Indian mathematician and astronomer (920-1000)

Āryabhaṭa II (c. 920 - c. 1000) was an Indian mathematician and astronomer, and the author of the Maha-Siddhanta. The numeral II is given to him to distinguish him from the earlier and more influential Āryabhaṭa I. Scholars are unsure of when exactly he was born, though David Pingree dates of his main publications between 950-1100. The manuscripts of his Maha-Siddhanta have been discovered from Gujarat, Rajasthan, Uttar Pradesh, and Bengal, so he probably lived in northern India.

==Maha Siddhanta==

Aryabhata wrote Maha-Siddhanta, also known as Arya-siddhanta(not to be confused with the Aryabhata Siddhanta of Aryabhata I), Sanskrit language work containing 18 chapters. It summarizes a lost work attributed to Parashara, and is probably based on Shridhara's work.

The initial twelve chapters deal with topics related to mathematical astronomy and cover the topics that Indian mathematicians of that period had already worked on. The various topics that have been included in these twelve chapters are: the longitudes of the planets, lunar and solar eclipses, the estimation of eclipses, the lunar crescent, the rising and setting of the planets, association of the planets with each other and with the stars.

The next six chapters of the book includes topics such as geometry, geography and algebra, which were applied to calculate the longitudes of the planets. In about twenty verses in the treatise, he gives elaborate rules to solve the indeterminate equation: by = ax + c. These rules have been applied to a number of different cases such as when c has a positive value, when c has a negative value, when the number of the quotients is an even number, when this number of quotients is an odd number, etc.

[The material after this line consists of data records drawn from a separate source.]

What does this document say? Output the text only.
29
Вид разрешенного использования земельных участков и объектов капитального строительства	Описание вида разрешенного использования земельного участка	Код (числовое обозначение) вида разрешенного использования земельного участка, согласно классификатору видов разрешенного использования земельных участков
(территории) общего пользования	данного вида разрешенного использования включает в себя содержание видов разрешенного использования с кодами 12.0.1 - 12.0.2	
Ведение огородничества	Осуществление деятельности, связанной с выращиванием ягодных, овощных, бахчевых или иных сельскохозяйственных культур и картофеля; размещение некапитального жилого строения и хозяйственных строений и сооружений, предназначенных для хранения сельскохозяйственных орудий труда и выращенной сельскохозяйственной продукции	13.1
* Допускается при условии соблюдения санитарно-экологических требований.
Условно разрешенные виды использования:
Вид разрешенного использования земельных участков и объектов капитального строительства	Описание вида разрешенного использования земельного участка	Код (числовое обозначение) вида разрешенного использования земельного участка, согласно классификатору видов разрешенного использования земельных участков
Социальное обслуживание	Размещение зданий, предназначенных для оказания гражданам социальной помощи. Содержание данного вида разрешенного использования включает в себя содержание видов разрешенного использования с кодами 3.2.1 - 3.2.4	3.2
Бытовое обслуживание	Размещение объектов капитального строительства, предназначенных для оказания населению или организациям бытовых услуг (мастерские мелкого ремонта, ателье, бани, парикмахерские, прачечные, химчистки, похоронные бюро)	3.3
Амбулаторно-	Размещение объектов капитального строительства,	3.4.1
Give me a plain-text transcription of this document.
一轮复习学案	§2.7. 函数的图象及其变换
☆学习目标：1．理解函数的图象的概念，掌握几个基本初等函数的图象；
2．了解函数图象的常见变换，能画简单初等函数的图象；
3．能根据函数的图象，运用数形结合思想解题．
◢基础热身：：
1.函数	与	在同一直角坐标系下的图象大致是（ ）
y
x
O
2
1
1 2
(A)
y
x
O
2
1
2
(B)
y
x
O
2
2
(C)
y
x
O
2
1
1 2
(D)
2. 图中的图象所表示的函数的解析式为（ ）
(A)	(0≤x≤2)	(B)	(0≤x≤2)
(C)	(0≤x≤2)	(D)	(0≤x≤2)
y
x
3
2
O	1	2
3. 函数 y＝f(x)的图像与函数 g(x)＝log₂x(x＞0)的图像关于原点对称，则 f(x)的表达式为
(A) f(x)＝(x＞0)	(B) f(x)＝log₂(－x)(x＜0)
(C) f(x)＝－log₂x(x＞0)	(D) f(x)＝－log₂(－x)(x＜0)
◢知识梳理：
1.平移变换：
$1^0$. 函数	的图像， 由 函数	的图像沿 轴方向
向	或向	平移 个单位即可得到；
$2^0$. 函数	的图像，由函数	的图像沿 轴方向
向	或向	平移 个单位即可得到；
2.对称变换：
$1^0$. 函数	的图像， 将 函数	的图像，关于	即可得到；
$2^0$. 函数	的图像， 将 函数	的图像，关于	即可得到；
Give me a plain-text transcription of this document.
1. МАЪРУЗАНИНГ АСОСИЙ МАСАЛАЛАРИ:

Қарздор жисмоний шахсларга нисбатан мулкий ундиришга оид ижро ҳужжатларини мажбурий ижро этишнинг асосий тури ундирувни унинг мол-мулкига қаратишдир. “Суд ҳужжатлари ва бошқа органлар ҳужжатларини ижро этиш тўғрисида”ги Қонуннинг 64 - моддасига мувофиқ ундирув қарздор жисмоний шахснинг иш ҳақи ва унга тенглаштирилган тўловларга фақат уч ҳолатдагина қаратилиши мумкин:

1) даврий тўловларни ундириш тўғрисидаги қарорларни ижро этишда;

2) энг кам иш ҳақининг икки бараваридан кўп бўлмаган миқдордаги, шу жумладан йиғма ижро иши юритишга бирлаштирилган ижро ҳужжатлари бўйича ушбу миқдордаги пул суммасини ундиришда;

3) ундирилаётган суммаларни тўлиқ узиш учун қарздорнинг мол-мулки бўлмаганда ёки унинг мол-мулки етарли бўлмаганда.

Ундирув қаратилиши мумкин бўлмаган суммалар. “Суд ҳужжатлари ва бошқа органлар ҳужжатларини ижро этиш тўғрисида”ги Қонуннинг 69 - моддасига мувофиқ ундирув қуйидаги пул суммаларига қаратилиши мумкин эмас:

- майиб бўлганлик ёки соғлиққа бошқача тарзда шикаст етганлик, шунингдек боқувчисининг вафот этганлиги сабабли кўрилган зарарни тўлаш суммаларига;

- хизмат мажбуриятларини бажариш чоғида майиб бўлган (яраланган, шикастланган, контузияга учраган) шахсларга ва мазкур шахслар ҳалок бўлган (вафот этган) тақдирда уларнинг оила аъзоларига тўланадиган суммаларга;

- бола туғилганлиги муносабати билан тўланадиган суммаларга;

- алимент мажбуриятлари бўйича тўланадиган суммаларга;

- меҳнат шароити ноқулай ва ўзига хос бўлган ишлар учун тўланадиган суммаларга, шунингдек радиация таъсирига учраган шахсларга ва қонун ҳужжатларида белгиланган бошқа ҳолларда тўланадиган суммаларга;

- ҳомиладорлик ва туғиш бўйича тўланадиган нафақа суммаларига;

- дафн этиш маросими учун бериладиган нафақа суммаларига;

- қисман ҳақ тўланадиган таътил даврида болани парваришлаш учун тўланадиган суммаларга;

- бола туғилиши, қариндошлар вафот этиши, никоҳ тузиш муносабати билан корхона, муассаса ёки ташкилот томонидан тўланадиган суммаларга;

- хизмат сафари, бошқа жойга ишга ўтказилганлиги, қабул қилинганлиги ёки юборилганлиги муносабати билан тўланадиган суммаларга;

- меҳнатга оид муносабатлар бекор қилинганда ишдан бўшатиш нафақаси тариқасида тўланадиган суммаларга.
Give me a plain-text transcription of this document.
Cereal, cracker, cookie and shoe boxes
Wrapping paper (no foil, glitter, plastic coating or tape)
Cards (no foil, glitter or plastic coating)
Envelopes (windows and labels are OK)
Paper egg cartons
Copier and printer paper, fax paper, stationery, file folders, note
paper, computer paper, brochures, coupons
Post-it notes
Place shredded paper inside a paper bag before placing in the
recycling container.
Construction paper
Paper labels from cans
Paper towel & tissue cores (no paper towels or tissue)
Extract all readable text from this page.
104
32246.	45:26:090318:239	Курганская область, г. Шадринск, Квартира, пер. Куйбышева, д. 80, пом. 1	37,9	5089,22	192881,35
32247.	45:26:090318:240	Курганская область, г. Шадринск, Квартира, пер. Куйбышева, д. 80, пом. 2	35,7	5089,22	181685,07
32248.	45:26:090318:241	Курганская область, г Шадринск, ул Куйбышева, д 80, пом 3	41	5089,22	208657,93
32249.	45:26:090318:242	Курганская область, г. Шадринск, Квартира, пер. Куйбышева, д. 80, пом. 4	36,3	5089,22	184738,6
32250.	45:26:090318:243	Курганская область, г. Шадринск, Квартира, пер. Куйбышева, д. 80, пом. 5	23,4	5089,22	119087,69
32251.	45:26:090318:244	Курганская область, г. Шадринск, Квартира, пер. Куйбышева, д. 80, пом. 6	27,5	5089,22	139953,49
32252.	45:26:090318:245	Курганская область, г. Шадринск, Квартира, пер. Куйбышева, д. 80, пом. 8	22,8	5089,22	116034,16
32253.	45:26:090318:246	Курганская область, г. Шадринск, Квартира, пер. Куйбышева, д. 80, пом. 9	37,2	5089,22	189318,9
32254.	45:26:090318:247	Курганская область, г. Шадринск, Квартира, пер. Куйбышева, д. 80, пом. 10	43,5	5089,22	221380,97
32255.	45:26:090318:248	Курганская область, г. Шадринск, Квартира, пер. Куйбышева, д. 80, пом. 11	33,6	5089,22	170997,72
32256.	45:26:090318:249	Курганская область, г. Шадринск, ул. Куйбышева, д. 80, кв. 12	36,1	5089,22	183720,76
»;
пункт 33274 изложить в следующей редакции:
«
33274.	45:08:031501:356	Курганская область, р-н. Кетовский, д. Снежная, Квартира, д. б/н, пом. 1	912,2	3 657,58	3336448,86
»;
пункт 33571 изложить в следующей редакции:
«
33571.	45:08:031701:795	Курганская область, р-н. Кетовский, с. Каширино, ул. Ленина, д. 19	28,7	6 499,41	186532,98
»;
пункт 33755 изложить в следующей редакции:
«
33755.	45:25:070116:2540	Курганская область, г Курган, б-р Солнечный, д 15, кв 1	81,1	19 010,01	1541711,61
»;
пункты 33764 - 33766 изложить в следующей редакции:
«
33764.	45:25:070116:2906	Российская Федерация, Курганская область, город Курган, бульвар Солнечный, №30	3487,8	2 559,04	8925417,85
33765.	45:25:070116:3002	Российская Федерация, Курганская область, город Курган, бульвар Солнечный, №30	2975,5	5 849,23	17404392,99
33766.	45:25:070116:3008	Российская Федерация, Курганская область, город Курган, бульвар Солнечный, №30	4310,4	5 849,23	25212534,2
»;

==Other contributions to maths==
Aryabhata II also deduced a method to calculate the cube root of a number, but his method was already given by Aryabhata I, many years earlier. Indian mathematicians were very keen to give the correct sine tables since they played a vital role to calculate the planetary positions as accurately as possible. Aryabhata II played a vital role in it by constructing a sine table, which was accurate up to five decimal places.